Bacaan I: Yer. 1:17-19

Mazmur: 71:1-2.3-4a.5-6ab.15ab.17; R:15a

Bacaan Injil: Mrk. 6:17-29

Sekali peristiwa Herodes menyuruh orang menangkap Yohanes dan membelenggunya di penjara berhubung dengan peristiwa Herodias, istri Filipus saudaranya, karena Herodes telah mengambilnya sebagai istri. Karena Yohanes pernah menegor Herodes: ”Tidak halal engkau mengambil isteri saudara­mu!” Karena itu Herodias menaruh dendam pada Yohanes dan bermaksud untuk membunuh dia, tetapi tidak dapat, sebab Herodes segan akan Yohanes karena ia tahu, bahwa Yohanes adalah orang yang benar dan suci, jadi ia melin­dunginya. Tetapi apabila ia mendengarkan Yohanes, hatinya selalu terombang-ambing, namun ia merasa senang juga mendengarkan dia. Akhirnya tiba juga kesempatan yang baik bagi Herodias, ketika Herodes pada hari ulang tahunnya mengadakan perjamuan untuk pembesar-pembesarnya, perwira-perwiranya dan orang-orang terkemuka di Galilea. Pada waktu itu anak perempuan Herodias tampil lalu menari, dan ia menyukakan hati Herodes dan tamu-tamunya. Raja berkata kepada gadis itu: ”Minta dari padaku apa saja yang kauingini, maka akan kuberikan kepadamu!”, lalu bersumpah kepadanya: ”Apa saja yang kauminta akan kuberikan kepadamu, sekalipun setengah dari kerajaanku!” Anak itu pergi dan menanyakan ibunya: ”Apa yang harus kuminta?” Jawabnya: ”Kepala Yohanes Pembaptis!” Maka cepat-cepat ia pergi kepada raja dan meminta: ”Aku mau, supaya sekarang juga engkau berikan kepadaku kepala Yohanes Pembaptis di sebuah talam!” Lalu sangat sedihlah hati raja, tetapi karena sumpahnya dan karena tamu-tamunya ia tidak mau menolaknya. Raja segera menyuruh seorang pengawal dengan perintah supaya mengambil kepala Yohanes. Orang itu pergi dan memenggal kepala Yohanes di penjara. Ia membawa kepala itu di sebuah talam dan memberikannya kepada gadis itu dan gadis itu memberikannya pula kepada ibunya

Renungan

Orang yang berbuat baik dan benar biasanya akan disenangi banyak orang. Tetapi menjadi ironi besar bahwa ketika seseorang membela kebenaran dan menyatakannya dengan jujur dan berani, tidak semua orang menyukainya. Bahkan orang tersebut akan dimusuhi dan dijauhkan, bila perlu dilenyapkan. Banyak contoh hidup yang memperlihatkan ironi tersebut, seperti Marsinah, yang memperjuangkan nasib kaum buruh di Porong, Sidoarjo, Jawa Timur, diculik dan kemudian ditemukan terbunuh pada 8 Mei 1993 setelah menghilang selama tiga hari. Demikianpun Munir, seorang aktivis HAM, meninggal secara misterius di pesawat dalam penerbangan ke Amsterdam, 7 September 2004. Masih banyak lagi lainnya. Sejarah para pahlawan bangsa dan martir dalam Gereja juga menjadi saksi atas kekejaman terhadap para pembela kebenaran ini.

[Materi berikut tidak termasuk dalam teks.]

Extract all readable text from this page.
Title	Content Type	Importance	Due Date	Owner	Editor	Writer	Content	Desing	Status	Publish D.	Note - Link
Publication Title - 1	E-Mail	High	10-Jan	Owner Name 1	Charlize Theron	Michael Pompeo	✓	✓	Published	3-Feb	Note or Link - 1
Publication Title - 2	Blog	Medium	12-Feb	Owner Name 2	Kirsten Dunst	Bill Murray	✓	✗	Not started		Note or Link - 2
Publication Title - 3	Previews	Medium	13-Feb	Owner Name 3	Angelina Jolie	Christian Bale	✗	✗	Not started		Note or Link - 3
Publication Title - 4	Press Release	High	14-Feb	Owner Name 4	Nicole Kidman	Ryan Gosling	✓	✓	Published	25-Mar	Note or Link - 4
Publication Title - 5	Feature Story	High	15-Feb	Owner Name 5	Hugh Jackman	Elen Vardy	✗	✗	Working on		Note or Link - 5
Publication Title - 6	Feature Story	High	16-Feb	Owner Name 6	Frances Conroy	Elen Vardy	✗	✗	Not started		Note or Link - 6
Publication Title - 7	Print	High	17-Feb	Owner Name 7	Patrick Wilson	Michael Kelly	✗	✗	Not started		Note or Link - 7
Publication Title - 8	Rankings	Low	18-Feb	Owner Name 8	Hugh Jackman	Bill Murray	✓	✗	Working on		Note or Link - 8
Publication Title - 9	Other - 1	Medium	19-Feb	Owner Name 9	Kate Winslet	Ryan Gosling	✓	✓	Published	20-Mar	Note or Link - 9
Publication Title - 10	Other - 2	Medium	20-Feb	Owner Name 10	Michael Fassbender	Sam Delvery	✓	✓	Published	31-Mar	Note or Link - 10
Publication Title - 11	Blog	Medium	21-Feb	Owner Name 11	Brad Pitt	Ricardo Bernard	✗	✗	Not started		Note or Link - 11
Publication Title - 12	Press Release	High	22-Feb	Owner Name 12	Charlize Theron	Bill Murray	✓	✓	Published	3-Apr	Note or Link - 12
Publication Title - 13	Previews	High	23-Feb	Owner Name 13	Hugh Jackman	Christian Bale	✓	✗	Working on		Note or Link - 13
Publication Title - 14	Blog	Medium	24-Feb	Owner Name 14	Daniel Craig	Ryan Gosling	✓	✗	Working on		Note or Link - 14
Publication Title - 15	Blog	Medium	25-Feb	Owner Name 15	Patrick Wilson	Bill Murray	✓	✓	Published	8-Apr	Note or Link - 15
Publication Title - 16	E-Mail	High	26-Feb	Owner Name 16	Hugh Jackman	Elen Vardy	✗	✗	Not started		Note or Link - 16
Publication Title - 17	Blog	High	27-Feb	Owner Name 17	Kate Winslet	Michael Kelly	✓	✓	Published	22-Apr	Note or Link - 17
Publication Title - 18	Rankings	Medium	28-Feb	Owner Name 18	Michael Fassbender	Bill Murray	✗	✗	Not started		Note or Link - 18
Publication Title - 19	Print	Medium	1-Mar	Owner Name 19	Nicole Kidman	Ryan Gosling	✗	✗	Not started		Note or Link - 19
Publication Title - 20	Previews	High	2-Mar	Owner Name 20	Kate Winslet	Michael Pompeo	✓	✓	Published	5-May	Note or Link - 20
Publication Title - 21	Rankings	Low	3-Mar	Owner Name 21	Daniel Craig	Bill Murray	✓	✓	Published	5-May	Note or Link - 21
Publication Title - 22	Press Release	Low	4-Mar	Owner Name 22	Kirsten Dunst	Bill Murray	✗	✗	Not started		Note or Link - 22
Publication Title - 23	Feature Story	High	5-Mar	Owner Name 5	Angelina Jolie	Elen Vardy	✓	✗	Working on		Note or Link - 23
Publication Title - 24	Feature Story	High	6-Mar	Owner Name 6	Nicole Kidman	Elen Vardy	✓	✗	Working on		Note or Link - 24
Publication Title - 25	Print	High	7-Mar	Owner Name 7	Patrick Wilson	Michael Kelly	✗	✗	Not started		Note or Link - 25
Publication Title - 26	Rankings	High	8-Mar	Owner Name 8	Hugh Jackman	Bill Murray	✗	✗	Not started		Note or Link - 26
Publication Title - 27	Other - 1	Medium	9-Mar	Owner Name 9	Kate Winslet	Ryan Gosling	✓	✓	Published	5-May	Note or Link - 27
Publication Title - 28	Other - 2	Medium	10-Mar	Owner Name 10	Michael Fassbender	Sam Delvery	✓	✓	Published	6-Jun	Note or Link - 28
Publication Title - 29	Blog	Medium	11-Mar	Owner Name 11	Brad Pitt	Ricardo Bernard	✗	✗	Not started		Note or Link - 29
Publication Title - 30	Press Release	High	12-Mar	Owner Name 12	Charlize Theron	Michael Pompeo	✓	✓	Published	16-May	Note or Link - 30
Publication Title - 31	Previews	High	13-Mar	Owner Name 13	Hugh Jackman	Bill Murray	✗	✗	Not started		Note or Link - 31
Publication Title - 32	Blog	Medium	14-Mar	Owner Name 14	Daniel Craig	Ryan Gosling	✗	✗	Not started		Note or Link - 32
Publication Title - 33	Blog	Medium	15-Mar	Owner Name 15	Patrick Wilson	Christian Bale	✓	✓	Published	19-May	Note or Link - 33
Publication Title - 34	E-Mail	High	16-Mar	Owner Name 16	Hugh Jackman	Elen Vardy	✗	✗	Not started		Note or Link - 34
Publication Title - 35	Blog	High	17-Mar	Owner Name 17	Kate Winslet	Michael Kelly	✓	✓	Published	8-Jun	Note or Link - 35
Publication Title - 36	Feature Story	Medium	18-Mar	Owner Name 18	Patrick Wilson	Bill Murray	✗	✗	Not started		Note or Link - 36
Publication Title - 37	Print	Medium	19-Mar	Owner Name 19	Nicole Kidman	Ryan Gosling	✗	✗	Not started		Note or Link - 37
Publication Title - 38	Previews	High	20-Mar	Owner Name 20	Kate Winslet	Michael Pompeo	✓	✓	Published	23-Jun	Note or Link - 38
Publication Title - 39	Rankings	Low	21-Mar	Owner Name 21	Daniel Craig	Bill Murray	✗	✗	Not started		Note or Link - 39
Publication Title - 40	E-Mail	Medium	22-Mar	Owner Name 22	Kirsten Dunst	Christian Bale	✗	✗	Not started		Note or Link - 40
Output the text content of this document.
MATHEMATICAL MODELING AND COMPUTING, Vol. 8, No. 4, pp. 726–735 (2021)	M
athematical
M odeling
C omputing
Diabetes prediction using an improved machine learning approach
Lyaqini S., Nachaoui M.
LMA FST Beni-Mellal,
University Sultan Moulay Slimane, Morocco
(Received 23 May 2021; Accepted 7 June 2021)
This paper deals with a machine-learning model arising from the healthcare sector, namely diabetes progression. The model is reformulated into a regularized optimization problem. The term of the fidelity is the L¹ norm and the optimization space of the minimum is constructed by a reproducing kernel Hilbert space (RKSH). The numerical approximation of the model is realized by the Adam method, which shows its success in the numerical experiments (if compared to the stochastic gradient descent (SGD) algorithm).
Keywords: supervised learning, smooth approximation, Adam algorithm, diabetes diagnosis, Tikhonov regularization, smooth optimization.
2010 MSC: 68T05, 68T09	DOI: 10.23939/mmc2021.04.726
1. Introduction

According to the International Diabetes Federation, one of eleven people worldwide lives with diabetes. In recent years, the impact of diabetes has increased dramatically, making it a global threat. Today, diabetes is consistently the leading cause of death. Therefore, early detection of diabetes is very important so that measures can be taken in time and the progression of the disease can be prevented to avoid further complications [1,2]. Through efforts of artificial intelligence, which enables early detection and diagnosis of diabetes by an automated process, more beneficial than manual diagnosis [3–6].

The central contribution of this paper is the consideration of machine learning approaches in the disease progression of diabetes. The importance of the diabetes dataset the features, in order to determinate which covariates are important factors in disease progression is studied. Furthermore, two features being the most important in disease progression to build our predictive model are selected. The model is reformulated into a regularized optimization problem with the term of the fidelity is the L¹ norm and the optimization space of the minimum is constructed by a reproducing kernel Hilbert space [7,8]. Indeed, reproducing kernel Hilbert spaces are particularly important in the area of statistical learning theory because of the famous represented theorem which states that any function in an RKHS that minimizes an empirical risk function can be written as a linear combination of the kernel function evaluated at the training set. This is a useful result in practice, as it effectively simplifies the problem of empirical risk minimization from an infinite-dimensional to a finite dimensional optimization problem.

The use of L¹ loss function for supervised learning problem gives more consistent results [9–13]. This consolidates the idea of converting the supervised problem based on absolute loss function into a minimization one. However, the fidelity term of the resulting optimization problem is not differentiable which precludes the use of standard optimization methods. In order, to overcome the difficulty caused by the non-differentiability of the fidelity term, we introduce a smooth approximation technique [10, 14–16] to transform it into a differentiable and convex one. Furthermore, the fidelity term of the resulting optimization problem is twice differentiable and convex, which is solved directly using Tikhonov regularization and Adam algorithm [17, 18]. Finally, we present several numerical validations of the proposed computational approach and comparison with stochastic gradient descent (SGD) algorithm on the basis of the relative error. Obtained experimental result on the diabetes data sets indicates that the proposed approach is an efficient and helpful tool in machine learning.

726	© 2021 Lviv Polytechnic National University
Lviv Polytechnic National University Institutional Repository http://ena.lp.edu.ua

Yohanes Pembaptis, seperti dikisahkan Injil hari ini, juga adalah saksi kebenaran yang telah menjadi korban Herodes, si penguasa yang otoriter dan kejam. Apakah dengan demikian kita menjadi kecut dan takut, lantas bungkam di hadapan penguasa yang kejam, otoriter dan tak berperasaan? Kita adalah pengikut Kristus, bukan pengikut para pengecut. Dia telah mati untuk kita demi kebenaran. Tak ada alasan bagi kita pengikut-Nya untuk takut bersaksi demi kebenaran.

Tuhan Yesus, aku mau menjadi saksi kebenaran-Mu di tengah dunia yang penuh kepalsuan. Semoga perjuanganku tidak akan sia-sia. Amin.